干物は冷蔵庫で数日間保存できますが、このまま冷凍することもできます。生の魚を冷凍して、解凍してから焼いたら、水分がたくさん出てきて美味しくなかったという経験はありませんか?そういう場合は、「干物」とまでいかなくても、魚の表面を乾燥させてから冷凍すると、調理時の水分の流出を防ぐこともできるんですよ。私は生の鮭を買ってくると、だいたい塩漬けにして冷凍します。このときにディハイドレーターで短時間表面を乾燥させてから冷凍すると、焼いたときに水がほとんど出ず、ふっくらと焼き上がります。海外在住で、塩鮭を自分で作られる方は是非試してみてくださいね。また、夏場に青魚の干物があると、冷汁を作るのに使えるので便利ですよ。焼くときは凍ったまま、できれば直火ではなく、余熱したオーブンやフライパンなどで焼きます。

また、塩水の代わりに塩麹をまぶして一晩おいてから乾燥させるのもオススメです。上の写真はサンマのみりん干しです。醤油とみりんの漬け汁に漬けた後でゴマを振ってから乾燥させます。実はみりん干しって自分で買ったことがなかったんですけど、甘さを好きなように調整できるのがいいですね。

時間をかけてよーく乾燥させれば、比較的長く保存することもできます。
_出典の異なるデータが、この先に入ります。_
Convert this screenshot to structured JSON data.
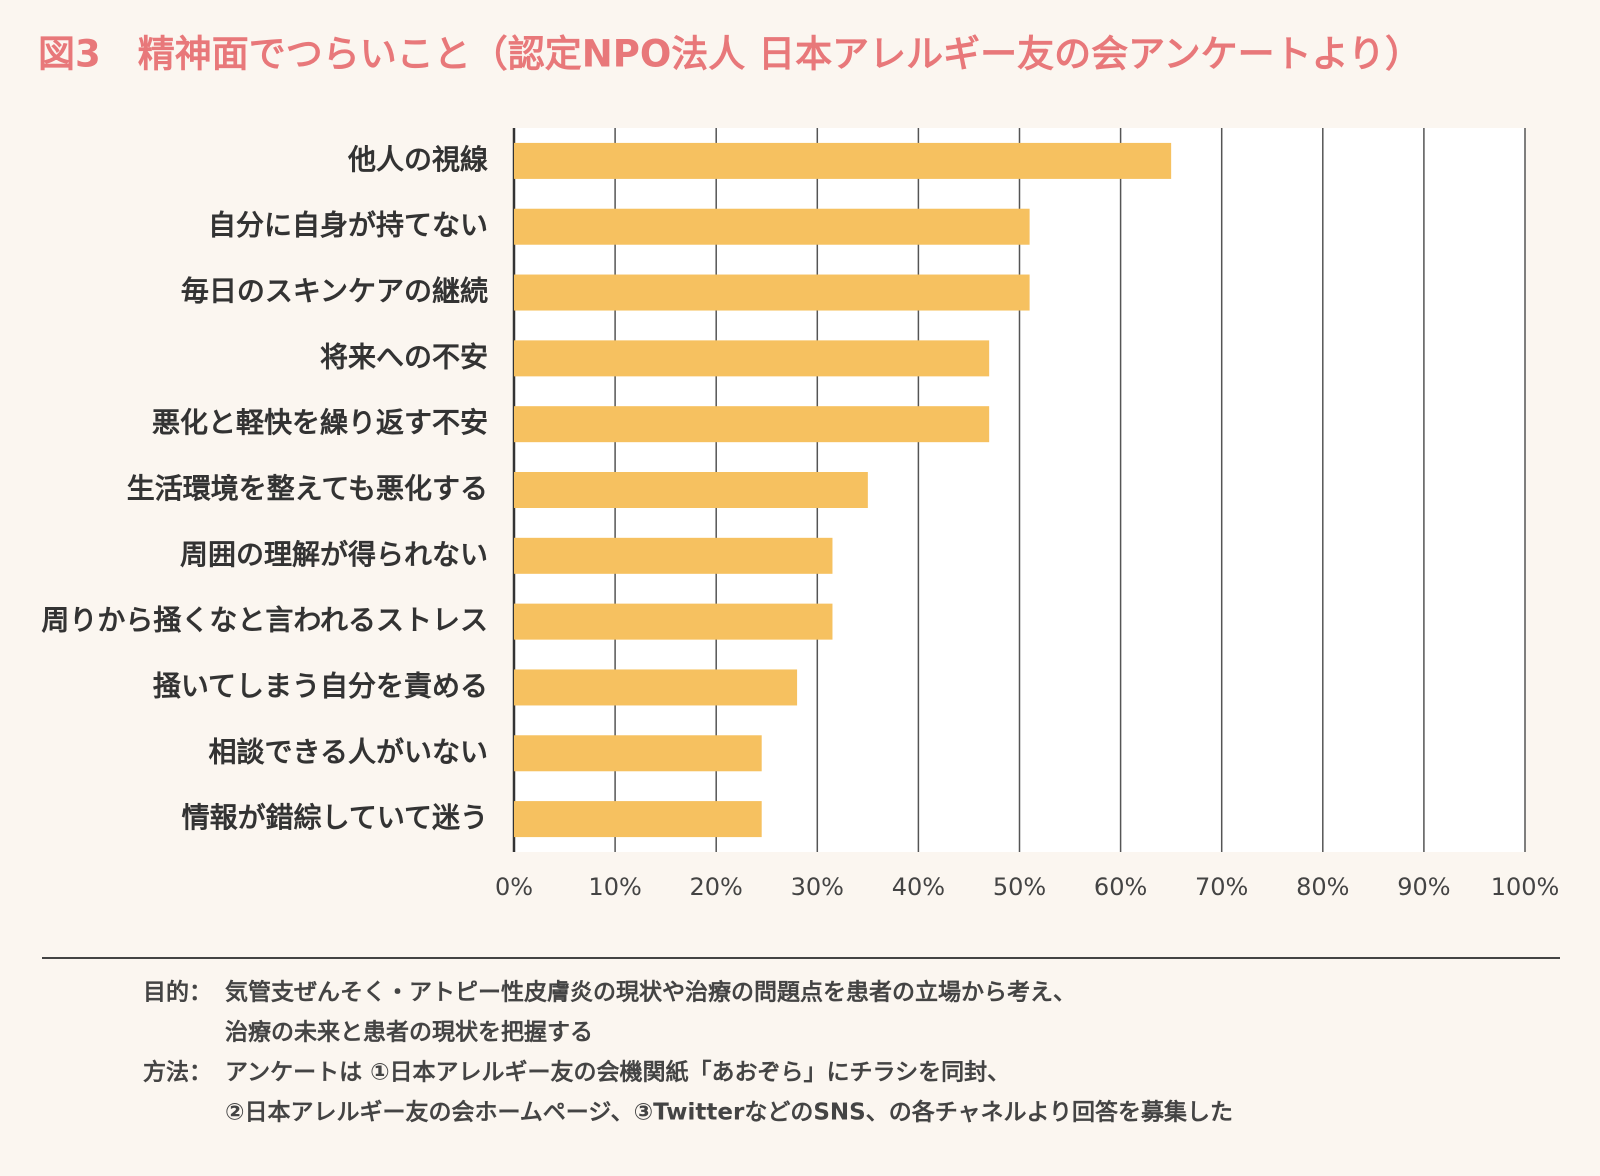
{
  "chart_data": {
    "type": "hbar",
    "title": "図3　精神面でつらいこと（認定NPO法人 日本アレルギー友の会アンケートより）",
    "categories": [
      "他人の視線",
      "自分に自身が持てない",
      "毎日のスキンケアの継続",
      "将来への不安",
      "悪化と軽快を繰り返す不安",
      "生活環境を整えても悪化する",
      "周囲の理解が得られない",
      "周りから掻くなと言われるストレス",
      "掻いてしまう自分を責める",
      "相談できる人がいない",
      "情報が錯綜していて迷う"
    ],
    "values": [
      65,
      51,
      51,
      47,
      47,
      35,
      31.5,
      31.5,
      28,
      24.5,
      24.5
    ],
    "color": "#f6c160",
    "xlim": [
      0,
      100
    ],
    "xticks": [
      {
        "value": 0,
        "label": "0%"
      },
      {
        "value": 10,
        "label": "10%"
      },
      {
        "value": 20,
        "label": "20%"
      },
      {
        "value": 30,
        "label": "30%"
      },
      {
        "value": 40,
        "label": "40%"
      },
      {
        "value": 50,
        "label": "50%"
      },
      {
        "value": 60,
        "label": "60%"
      },
      {
        "value": 70,
        "label": "70%"
      },
      {
        "value": 80,
        "label": "80%"
      },
      {
        "value": 90,
        "label": "90%"
      },
      {
        "value": 100,
        "label": "100%"
      }
    ],
    "grid": true
  },
  "footer": {
    "rows": [
      {
        "label": "目的：",
        "lines": [
          "気管支ぜんそく・アトピー性皮膚炎の現状や治療の問題点を患者の立場から考え、",
          "治療の未来と患者の現状を把握する"
        ]
      },
      {
        "label": "方法：",
        "lines": [
          "アンケートは ①日本アレルギー友の会機関紙「あおぞら」にチラシを同封、",
          "②日本アレルギー友の会ホームページ、③TwitterなどのSNS、の各チャネルより回答を募集した"
        ]
      }
    ]
  }
}
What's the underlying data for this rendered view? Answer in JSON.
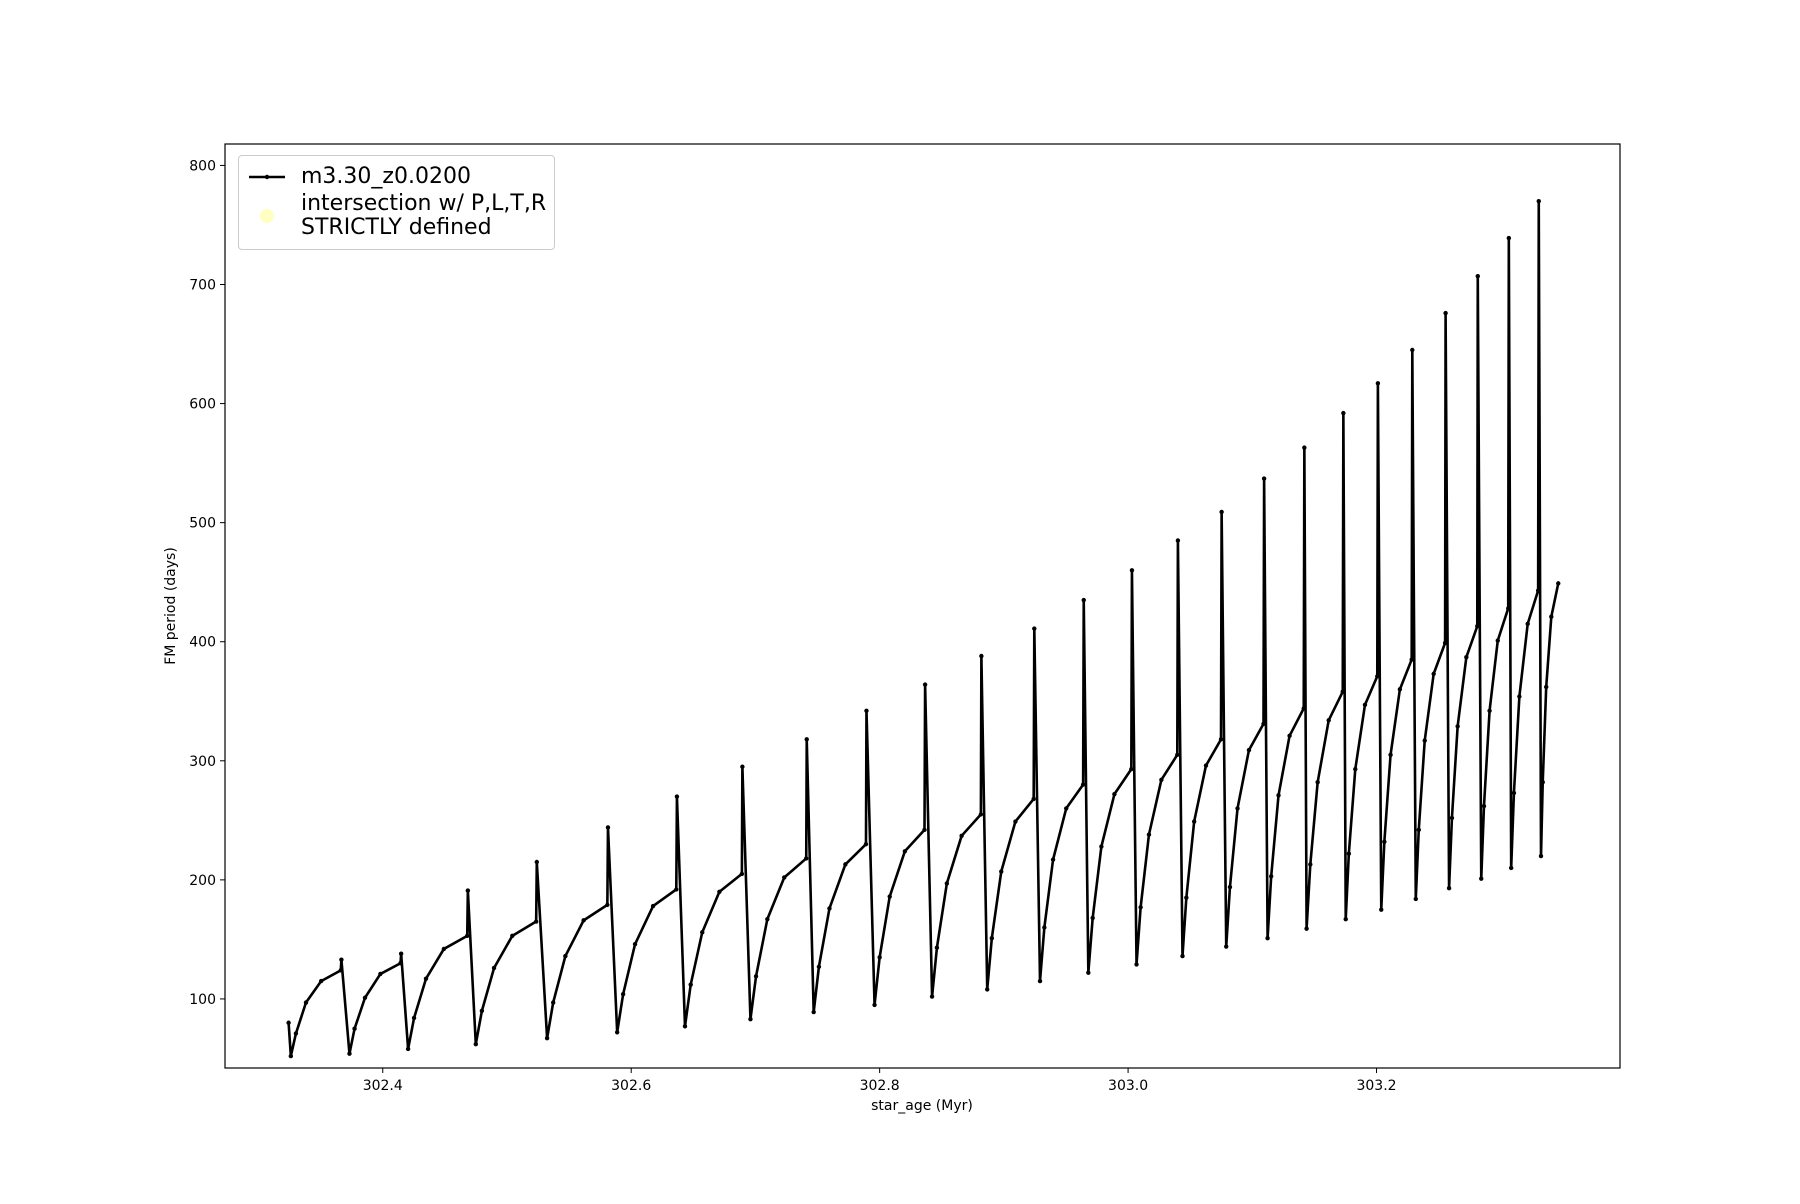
{
  "chart_data": {
    "type": "line",
    "xlabel": "star_age (Myr)",
    "ylabel": "FM period (days)",
    "xlim": [
      302.273,
      303.396
    ],
    "ylim": [
      42,
      818
    ],
    "xticks": [
      302.4,
      302.6,
      302.8,
      {
        "value": 303,
        "label": "303.0"
      },
      303.2
    ],
    "yticks": [
      100,
      200,
      300,
      400,
      500,
      600,
      700,
      800
    ],
    "legend": "upper left",
    "series": [
      {
        "name": "m3.30_z0.0200",
        "color": "#000000",
        "style": "line",
        "x": [
          302.3242,
          302.326,
          302.3301,
          302.3382,
          302.3504,
          302.3662,
          302.3667,
          302.3732,
          302.3773,
          302.3857,
          302.3981,
          302.4143,
          302.4148,
          302.4204,
          302.4252,
          302.4348,
          302.4492,
          302.468,
          302.4685,
          302.4749,
          302.4798,
          302.4896,
          302.5043,
          302.5235,
          302.524,
          302.5323,
          302.5372,
          302.547,
          302.5617,
          302.5808,
          302.5813,
          302.5887,
          302.5935,
          302.6031,
          302.6176,
          302.6363,
          302.6368,
          302.6433,
          302.6479,
          302.6572,
          302.671,
          302.6891,
          302.6895,
          302.696,
          302.7005,
          302.7096,
          302.7232,
          302.7409,
          302.7413,
          302.7469,
          302.7511,
          302.7596,
          302.7724,
          302.789,
          302.7894,
          302.7959,
          302.8,
          302.8081,
          302.8203,
          302.8361,
          302.8366,
          302.8422,
          302.8461,
          302.8541,
          302.866,
          302.8815,
          302.8819,
          302.8866,
          302.8903,
          302.8979,
          302.9093,
          302.924,
          302.9245,
          302.9291,
          302.9326,
          302.9396,
          302.9502,
          302.9638,
          302.9643,
          302.968,
          302.9715,
          302.9785,
          302.989,
          303.0026,
          303.0031,
          303.0068,
          303.0101,
          303.0168,
          303.0268,
          303.0396,
          303.0401,
          303.0438,
          303.0469,
          303.0532,
          303.0627,
          303.0748,
          303.0753,
          303.079,
          303.082,
          303.0881,
          303.0973,
          303.109,
          303.1095,
          303.1123,
          303.1152,
          303.1211,
          303.13,
          303.1414,
          303.1419,
          303.1437,
          303.1467,
          303.1526,
          303.1615,
          303.1728,
          303.1733,
          303.1752,
          303.1777,
          303.1829,
          303.1907,
          303.2006,
          303.2011,
          303.2038,
          303.2063,
          303.2113,
          303.2188,
          303.2283,
          303.2288,
          303.2316,
          303.234,
          303.2388,
          303.246,
          303.2552,
          303.2556,
          303.2584,
          303.2607,
          303.2653,
          303.2723,
          303.2811,
          303.2815,
          303.2843,
          303.2865,
          303.291,
          303.2976,
          303.306,
          303.3065,
          303.3084,
          303.3106,
          303.315,
          303.3217,
          303.3301,
          303.3306,
          303.3324,
          303.3338,
          303.3366,
          303.3407,
          303.3463
        ],
        "values": [
          80,
          52,
          71,
          97,
          115,
          124,
          133,
          54,
          75,
          101,
          121,
          130,
          138,
          58,
          84,
          117,
          142,
          153,
          191,
          62,
          90,
          126,
          153,
          165,
          215,
          67,
          97,
          136,
          166,
          179,
          244,
          72,
          104,
          146,
          178,
          192,
          270,
          77,
          112,
          156,
          190,
          205,
          295,
          83,
          119,
          167,
          202,
          218,
          318,
          89,
          127,
          176,
          213,
          230,
          342,
          95,
          135,
          186,
          224,
          242,
          364,
          102,
          143,
          197,
          237,
          255,
          388,
          108,
          151,
          207,
          249,
          268,
          411,
          115,
          160,
          217,
          260,
          280,
          435,
          122,
          168,
          228,
          272,
          293,
          460,
          129,
          177,
          238,
          284,
          305,
          485,
          136,
          185,
          249,
          296,
          318,
          509,
          144,
          194,
          260,
          309,
          331,
          537,
          151,
          203,
          271,
          321,
          344,
          563,
          159,
          213,
          282,
          334,
          358,
          592,
          167,
          222,
          293,
          347,
          371,
          617,
          175,
          232,
          305,
          360,
          385,
          645,
          184,
          242,
          317,
          373,
          399,
          676,
          193,
          252,
          329,
          387,
          413,
          707,
          201,
          262,
          342,
          401,
          428,
          739,
          210,
          273,
          354,
          415,
          443,
          770,
          220,
          282,
          362,
          421,
          449
        ]
      },
      {
        "name": "intersection w/ P,L,T,R\nSTRICTLY defined",
        "color": "#ffff99",
        "style": "scatter",
        "x": [],
        "values": []
      }
    ]
  }
}
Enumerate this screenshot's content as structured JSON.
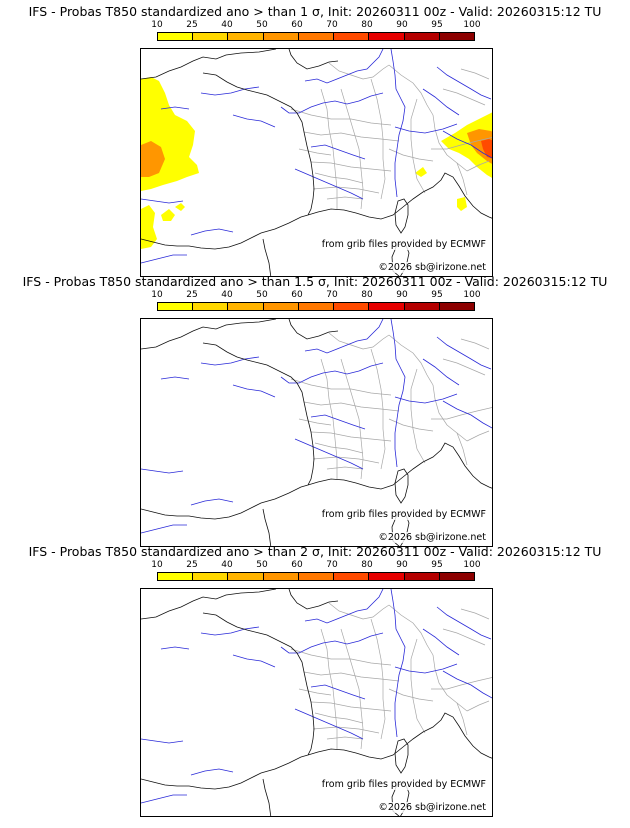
{
  "colorbar": {
    "ticks": [
      "10",
      "25",
      "40",
      "50",
      "60",
      "70",
      "80",
      "90",
      "95",
      "100"
    ],
    "colors": [
      "#ffff00",
      "#ffd800",
      "#ffb400",
      "#ff9600",
      "#ff7800",
      "#ff4b00",
      "#e60000",
      "#b40000",
      "#8c0000",
      "#5a0000"
    ]
  },
  "panels": [
    {
      "title": "IFS - Probas T850  standardized ano > than 1 σ, Init: 20260311 00z - Valid: 20260315:12 TU",
      "source": "from grib files provided by ECMWF",
      "copyright": "©2026 sb@irizone.net",
      "has_probability_areas": true
    },
    {
      "title": "IFS - Probas T850  standardized ano > than 1.5 σ, Init: 20260311 00z - Valid: 20260315:12 TU",
      "source": "from grib files provided by ECMWF",
      "copyright": "©2026 sb@irizone.net",
      "has_probability_areas": false
    },
    {
      "title": "IFS - Probas T850  standardized ano > than 2 σ, Init: 20260311 00z - Valid: 20260315:12 TU",
      "source": "from grib files provided by ECMWF",
      "copyright": "©2026 sb@irizone.net",
      "has_probability_areas": false
    }
  ]
}
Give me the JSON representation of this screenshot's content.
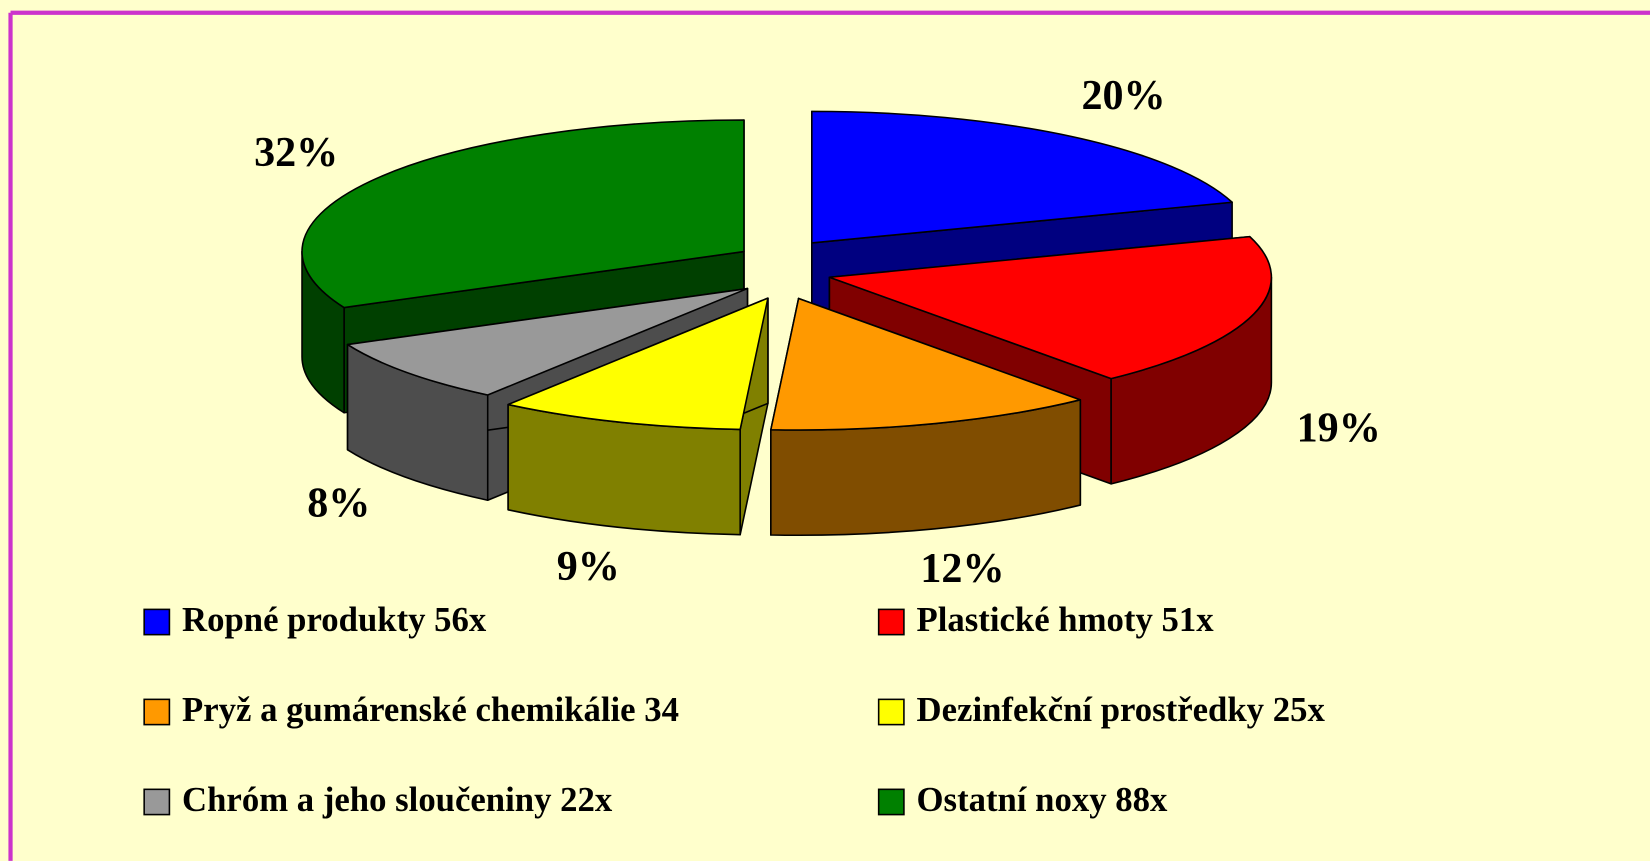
{
  "chart_data": {
    "type": "pie",
    "categories": [
      "Ropné produkty 56x",
      "Plastické hmoty 51x",
      "Pryž a gumárenské chemikálie 34",
      "Dezinfekční prostředky 25x",
      "Chróm a jeho sloučeniny 22x",
      "Ostatní noxy 88x"
    ],
    "values": [
      20,
      19,
      12,
      9,
      8,
      32
    ],
    "value_labels": [
      "20%",
      "19%",
      "12%",
      "9%",
      "8%",
      "32%"
    ],
    "colors": [
      "#0000ff",
      "#ff0000",
      "#ff9900",
      "#ffff00",
      "#999999",
      "#008000"
    ],
    "legend": "bottom"
  }
}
キュウリウオ (smelt) のような小さい魚であれば、まる一日もあればカラカラになります。丸干しは時間がかかるので、開きにして乾燥させ、さっとあぶっておつまみに。骨も食べられます。また、鮭の場合ば鮭トバやサーモンジャーキー、鱈の場合は棒鱈や欧米でよく見かけるバカラオ (Bacalao) と呼ばれる塩漬けの干鱈 (salted cod) のようなものもできるかも。私は乾燥時間を短くするため、できるだけ小さく切って乾燥させます。

乾燥中はかなり匂いがしますので要注意です。間違ってもリビングルームなどではやらない方がいいと思いますよ。

また、調理済みの魚を乾燥させて保存することもできます。魚を調味液に漬けて焼き、ほぐしてからディハイドレーターで乾燥させます。鮭や鯛などをこの方法で乾燥させると、鮭フレークや鯛茶漬けの素ができますが、乾燥させすぎるとパサパサになって美味しくないのでタイミングが大切です。また、完全に乾燥させてお茶漬けやふりかけ用に保存するという手もあります。これは冷蔵庫で比較的長く保存できますし、結構重宝するんですよ。ポイントは脂の少ない種類を使うことと、カチカチになるので乾燥させる前にかなり細かくほぐすことです。

日本に住んでいたときは何も意識せずに日常的に食べていた魚の干物ですが、今では帰国したときぐらいしか食べなくなりました。そういうわけで、最初にバターフィッシュの干物を作って食べたときのカンゲキは今でも忘れられません!ただの塩焼きと干物って同じ魚でも味がこんなに違うのねー、なんて言ったら、「おまえいったい何年日本人やってんだ」と言われちゃいそうですが、魚の干物が発酵食品であることさえすっかり忘れてました。まあ、とにかく海外在住のお魚好きの方は是非一度お試しください。